I have a sequence 'Master Sequence' with a bunch of linked sequences in it. See Picture 1. I 'linked' these sequences by dragging and dropping the sequences into my 'Master Sequence.' I'm now trying to export an AAF file for audio editing, but when I do this, I only get 1 audio track. The individual tracks from the sequences are not exported. See picture 2. Is there a way to expand these 'linked' sequences so that when they appear in the master sequence, they appear with all their individual audio/video tracks, instead of the 1 audio/video track like I have now?
Not sure the best way to go about this. I'm just trying to create an AAF file with all my individual tracks from each sequence without exporting an AAF for each sequence (as this wouldn't give my audio engineer the placement of each sequence relative to one another).
Copy link to clipboard
You can't use 'nested' audio in an AAF ... there's information on that in the marvelous new document, the Adobe Long-form and Episodic Best Practices Guide which has a great table of contents so you can find what you need quickly for this.

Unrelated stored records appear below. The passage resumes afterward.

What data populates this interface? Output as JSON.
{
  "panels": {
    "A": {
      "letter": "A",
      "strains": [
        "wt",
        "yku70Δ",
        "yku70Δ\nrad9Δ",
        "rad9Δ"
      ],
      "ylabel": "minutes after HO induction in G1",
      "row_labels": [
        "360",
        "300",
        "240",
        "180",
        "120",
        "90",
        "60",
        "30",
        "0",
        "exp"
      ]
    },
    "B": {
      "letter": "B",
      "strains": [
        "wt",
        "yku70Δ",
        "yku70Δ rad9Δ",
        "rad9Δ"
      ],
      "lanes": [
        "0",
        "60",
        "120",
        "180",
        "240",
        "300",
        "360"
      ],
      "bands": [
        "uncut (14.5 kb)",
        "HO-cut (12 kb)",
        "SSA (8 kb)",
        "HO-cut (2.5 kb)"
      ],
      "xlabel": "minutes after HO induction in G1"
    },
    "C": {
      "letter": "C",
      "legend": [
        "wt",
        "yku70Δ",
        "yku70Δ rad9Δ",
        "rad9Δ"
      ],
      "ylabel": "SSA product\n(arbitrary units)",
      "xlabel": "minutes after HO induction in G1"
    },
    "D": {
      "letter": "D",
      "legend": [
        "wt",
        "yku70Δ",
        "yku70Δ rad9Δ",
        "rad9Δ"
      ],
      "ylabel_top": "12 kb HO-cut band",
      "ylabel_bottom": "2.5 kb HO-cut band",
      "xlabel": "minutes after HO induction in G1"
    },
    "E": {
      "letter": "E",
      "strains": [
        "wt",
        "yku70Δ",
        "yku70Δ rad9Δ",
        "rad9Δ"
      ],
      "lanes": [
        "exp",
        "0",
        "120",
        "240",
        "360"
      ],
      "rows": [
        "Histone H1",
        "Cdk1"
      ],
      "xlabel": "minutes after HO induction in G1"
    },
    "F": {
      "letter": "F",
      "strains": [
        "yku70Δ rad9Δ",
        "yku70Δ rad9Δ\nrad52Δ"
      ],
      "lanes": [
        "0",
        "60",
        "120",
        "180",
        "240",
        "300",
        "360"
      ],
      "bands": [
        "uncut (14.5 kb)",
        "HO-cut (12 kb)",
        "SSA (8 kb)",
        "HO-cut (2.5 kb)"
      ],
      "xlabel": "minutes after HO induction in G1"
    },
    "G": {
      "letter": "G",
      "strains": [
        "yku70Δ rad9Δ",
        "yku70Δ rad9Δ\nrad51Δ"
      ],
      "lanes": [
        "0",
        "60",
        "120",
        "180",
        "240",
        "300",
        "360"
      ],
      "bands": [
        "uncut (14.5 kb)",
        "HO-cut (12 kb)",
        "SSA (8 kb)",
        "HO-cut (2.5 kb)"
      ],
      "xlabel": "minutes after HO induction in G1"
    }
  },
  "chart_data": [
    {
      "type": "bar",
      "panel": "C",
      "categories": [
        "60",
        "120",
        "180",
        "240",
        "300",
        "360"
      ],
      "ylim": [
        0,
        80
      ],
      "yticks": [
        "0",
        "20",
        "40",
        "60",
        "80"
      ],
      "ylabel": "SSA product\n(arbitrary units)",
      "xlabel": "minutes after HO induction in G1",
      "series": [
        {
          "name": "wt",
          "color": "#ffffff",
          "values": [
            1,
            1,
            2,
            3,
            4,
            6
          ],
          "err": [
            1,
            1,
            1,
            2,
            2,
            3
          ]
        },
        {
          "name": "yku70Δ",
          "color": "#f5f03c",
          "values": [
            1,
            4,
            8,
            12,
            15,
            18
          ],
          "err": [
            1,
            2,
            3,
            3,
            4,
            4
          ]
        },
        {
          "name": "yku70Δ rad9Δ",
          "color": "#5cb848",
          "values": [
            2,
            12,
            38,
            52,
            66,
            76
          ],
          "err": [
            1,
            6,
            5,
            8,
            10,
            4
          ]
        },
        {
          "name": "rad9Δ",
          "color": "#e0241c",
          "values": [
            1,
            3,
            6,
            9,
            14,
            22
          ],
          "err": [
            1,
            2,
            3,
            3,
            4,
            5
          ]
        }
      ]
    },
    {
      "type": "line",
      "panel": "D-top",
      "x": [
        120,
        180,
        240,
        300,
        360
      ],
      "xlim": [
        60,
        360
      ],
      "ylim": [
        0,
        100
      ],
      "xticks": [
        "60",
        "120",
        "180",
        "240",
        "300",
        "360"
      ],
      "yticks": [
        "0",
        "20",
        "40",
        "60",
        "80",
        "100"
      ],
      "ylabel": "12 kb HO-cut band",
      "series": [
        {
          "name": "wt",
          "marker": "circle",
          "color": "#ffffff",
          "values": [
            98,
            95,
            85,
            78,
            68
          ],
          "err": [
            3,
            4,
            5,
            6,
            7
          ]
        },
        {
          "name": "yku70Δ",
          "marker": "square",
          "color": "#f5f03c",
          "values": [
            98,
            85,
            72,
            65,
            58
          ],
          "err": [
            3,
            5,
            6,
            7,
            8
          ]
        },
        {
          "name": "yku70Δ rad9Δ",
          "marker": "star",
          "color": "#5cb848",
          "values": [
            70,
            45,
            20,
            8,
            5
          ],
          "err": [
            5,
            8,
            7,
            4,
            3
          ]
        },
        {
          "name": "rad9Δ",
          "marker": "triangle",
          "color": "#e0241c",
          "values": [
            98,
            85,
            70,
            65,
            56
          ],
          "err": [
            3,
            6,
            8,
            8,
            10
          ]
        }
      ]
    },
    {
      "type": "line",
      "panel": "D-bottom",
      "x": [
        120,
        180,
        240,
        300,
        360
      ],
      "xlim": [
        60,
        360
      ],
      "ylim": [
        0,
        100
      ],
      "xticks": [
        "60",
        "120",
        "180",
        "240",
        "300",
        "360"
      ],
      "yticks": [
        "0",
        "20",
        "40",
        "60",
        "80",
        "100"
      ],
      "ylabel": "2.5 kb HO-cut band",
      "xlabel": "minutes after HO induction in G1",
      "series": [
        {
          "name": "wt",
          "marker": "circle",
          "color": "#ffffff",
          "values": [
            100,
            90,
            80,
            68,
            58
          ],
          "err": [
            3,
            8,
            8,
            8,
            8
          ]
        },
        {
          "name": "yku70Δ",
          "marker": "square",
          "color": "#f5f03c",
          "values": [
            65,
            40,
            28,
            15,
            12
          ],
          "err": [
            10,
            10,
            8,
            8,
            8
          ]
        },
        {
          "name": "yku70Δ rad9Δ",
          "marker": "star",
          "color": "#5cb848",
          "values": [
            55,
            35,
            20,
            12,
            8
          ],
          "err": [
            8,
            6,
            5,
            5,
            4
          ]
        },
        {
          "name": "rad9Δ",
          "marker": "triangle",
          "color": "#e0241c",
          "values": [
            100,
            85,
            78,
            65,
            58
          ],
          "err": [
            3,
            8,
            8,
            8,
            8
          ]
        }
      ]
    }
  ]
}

Which is on page 118, Audio Turnover Steps ... and it tells how to prep the sequence for making an AAF.
Hey Neil, thanks for the reply. My main question is not how to export the AAF but how to handle the nested sequence. I don't have an option to un-nest the sequence. So how can I unnest the sequence?
Sorry for the misunderstanding. There is no unnest option I'm aware of. You have to use copy/paste to get the tracks back into the main sequence as separate tracks once more. I hope that helps.
First thing, is duplicate and rename the nested sequence. Then 'fix' the dupe.
When on the timeline, if you tap F, you get the "source" clip open in the Source monitor. That's the process used to get to the start point for all the clips in the nest. If you can easily see where the next clip occurs, if you mark an 'out' on the timeline at the change, and at the beginning of it hit F, you can do a 3-point replacement where the app selects the right length of the clip, replacing what's on the current timeline.
It's a bit of a pain to 'un-nest', which really is just recreating the sequence from the original frames.
Thanks, Neil. That is kind of a cool workflow. I wonder which is faster or better? Let us know, jace. 🙂
It's a suggestion by Jarle, of course ... as because there are times we do need to 'de-nest', and it's a right pain. This just makes it a little bit faster. And it may just get you used to doing 3-point replacements, which is a good thing for speeding up the workflow, right?
Woah thanks guys, that's a huge help. I appreciate it!